The Upper Tribunal was not persuaded that this exemption was effective: “since the maintenance of the rule of law and protection of fundamental rights is known to be a core value of the government of the United Kingdom, it is difficult to see how any responsible government with whom we have friendly relations could take offence at open disclosure of the terms of an agreement or similar practical arrangements to ensure that the law is upheld”.

Legal professional privilege under s. 42 FOIA

This exemption was engaged, and the public interest in favour of disclosure of the UK’s Detention Practices Review did not outweigh the public interest in maintaining the exemption.

Bodies dealing with security matters under s. 23 FOIA

The MOD successfully relied on this exemption – including where it was relied on “late”.

Personal data under s. 40 FOIA and the conditions in Schedule 2 DPA

Information on the dates and locations of individual cases of detention and prisoner transfer would not enable identification of those individuals, and was thus not personal data. If it had been personal data, condition 6(1) from Schedule 2 DPA would have been met.

APG in fact submitted that conditions 4, 5(a), 5(d) and 6(1) would be met by disclosure of statistics on detainees. The MOD submitted that a number of these conditions could not be relied on in the context of a request under FOIA because the public at large (to whom disclosure under FOIA is deemed to be made) cannot fulfil these conditions. The Upper Tribunal disagreed: at least some of these conditions can be fulfilled by a member of the public, and that is sufficient.

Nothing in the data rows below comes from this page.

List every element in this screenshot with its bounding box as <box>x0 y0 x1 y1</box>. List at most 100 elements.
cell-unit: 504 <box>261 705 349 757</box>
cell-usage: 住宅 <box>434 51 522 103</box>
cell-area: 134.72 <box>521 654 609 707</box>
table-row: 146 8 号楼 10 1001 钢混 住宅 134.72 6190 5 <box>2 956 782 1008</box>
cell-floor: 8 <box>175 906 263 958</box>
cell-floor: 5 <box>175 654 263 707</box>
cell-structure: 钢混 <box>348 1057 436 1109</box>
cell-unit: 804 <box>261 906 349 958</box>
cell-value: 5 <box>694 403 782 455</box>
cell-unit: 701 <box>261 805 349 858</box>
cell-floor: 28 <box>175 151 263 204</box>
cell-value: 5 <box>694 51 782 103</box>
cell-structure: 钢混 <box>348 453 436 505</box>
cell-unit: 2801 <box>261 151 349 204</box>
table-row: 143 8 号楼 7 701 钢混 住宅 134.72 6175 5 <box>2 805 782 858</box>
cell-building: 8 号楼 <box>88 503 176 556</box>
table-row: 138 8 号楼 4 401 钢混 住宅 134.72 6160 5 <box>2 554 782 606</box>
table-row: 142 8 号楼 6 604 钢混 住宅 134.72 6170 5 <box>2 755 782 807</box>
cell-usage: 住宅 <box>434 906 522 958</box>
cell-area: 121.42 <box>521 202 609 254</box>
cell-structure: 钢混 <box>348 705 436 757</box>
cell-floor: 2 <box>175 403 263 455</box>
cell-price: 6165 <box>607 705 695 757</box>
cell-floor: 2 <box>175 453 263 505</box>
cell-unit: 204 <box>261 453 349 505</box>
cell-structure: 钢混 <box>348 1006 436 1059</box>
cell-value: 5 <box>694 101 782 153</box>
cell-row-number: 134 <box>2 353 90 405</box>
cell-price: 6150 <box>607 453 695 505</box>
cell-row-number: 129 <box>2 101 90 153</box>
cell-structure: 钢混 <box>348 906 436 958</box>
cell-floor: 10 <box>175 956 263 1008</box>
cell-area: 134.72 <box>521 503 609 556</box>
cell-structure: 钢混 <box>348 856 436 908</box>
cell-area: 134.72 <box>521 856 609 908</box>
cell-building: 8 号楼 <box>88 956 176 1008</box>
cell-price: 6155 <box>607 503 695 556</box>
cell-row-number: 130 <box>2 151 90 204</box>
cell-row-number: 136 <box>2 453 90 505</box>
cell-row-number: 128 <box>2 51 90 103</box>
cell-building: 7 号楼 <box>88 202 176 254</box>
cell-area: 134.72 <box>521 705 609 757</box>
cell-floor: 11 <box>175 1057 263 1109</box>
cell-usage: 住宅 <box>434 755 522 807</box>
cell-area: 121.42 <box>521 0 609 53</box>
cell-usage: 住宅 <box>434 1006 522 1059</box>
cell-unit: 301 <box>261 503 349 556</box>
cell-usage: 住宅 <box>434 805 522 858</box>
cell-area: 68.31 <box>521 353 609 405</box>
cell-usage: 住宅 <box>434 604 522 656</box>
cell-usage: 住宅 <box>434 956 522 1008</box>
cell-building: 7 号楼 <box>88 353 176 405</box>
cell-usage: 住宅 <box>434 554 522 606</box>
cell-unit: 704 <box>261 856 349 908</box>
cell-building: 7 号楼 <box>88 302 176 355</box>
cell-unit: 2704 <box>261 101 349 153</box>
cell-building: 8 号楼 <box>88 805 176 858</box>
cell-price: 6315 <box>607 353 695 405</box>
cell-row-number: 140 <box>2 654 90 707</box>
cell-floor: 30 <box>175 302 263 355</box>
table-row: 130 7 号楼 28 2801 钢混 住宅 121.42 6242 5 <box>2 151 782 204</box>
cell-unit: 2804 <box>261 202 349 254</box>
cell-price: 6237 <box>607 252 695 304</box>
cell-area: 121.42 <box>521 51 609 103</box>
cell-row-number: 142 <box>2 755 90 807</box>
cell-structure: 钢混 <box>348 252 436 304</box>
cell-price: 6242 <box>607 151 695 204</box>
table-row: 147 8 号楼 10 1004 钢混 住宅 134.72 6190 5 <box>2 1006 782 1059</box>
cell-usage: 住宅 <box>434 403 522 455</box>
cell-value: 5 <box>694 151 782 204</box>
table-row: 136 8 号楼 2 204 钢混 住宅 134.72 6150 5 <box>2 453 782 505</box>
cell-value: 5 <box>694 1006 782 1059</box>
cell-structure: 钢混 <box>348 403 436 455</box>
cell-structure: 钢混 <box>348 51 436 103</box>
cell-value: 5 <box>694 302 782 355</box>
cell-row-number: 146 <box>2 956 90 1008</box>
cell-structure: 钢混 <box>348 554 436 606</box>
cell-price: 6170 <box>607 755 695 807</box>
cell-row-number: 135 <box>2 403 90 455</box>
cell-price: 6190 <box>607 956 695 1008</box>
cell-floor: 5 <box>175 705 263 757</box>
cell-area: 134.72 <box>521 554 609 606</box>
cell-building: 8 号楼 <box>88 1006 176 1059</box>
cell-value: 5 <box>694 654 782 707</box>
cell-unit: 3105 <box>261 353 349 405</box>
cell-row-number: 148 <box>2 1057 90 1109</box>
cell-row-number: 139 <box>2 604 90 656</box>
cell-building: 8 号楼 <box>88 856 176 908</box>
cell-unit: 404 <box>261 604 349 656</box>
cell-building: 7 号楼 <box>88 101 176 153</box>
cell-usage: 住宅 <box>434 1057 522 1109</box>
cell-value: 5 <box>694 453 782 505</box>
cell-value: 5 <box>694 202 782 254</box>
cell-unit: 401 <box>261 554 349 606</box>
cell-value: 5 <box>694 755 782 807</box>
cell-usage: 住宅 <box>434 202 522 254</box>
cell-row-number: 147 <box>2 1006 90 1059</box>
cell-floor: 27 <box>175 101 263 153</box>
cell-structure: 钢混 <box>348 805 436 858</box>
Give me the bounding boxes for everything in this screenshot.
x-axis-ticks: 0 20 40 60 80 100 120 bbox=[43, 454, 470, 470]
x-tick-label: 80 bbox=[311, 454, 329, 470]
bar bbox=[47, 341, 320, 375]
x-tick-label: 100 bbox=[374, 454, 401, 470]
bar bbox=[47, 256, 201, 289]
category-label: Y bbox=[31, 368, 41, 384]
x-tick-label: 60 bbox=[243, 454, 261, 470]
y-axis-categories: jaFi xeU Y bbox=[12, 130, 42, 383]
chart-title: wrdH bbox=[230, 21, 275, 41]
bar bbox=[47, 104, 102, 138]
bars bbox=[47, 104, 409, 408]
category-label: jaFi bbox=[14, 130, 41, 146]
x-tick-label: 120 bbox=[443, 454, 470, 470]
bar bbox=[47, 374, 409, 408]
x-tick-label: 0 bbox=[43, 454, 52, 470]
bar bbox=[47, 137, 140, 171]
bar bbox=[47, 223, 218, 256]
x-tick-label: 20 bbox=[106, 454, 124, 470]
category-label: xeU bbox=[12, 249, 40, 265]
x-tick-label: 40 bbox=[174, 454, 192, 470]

APG further relied on s. 35(2) DPA, which provides an exemption from the non-disclosure provisions of the DPA where disclosure is “necessary for the purposes of establishing, exercising or defending legal rights”. The Upper Tribunal confirmed that “establishing” for these purposes had the sense of “vindicating” rather than merely determining what the relevant rights are.

Where data is anonymised, it continues to attract the protection of the data protection principles insofar as it is in the hands of the data controller (who holds the key to identification of the otherwise anonymous data subjects). “But outside the hands of the data controller, the information is no longer personal data, because no individual can be identified… the best analysis is that disclosure of fully anonymised information is not a breach of the [DPA] because at the moment of disclosure the information loses its character as personal data”. The publication of truly anonymised or other “plain vanilla” data therefore does not involve “processing of personal data” for DPA purposes.

Related judgments

On the late reliance issue, permission to appeal to the Court of Appeal is being sought in the DEFRA/Birkett case.

On the s. 40 FOIA issue, the Upper Tribunal’s decision needs to be read in conjunction with the High Court’s decision (also handed down very recently) in the Department of Health’s “abortion statistics” appeal.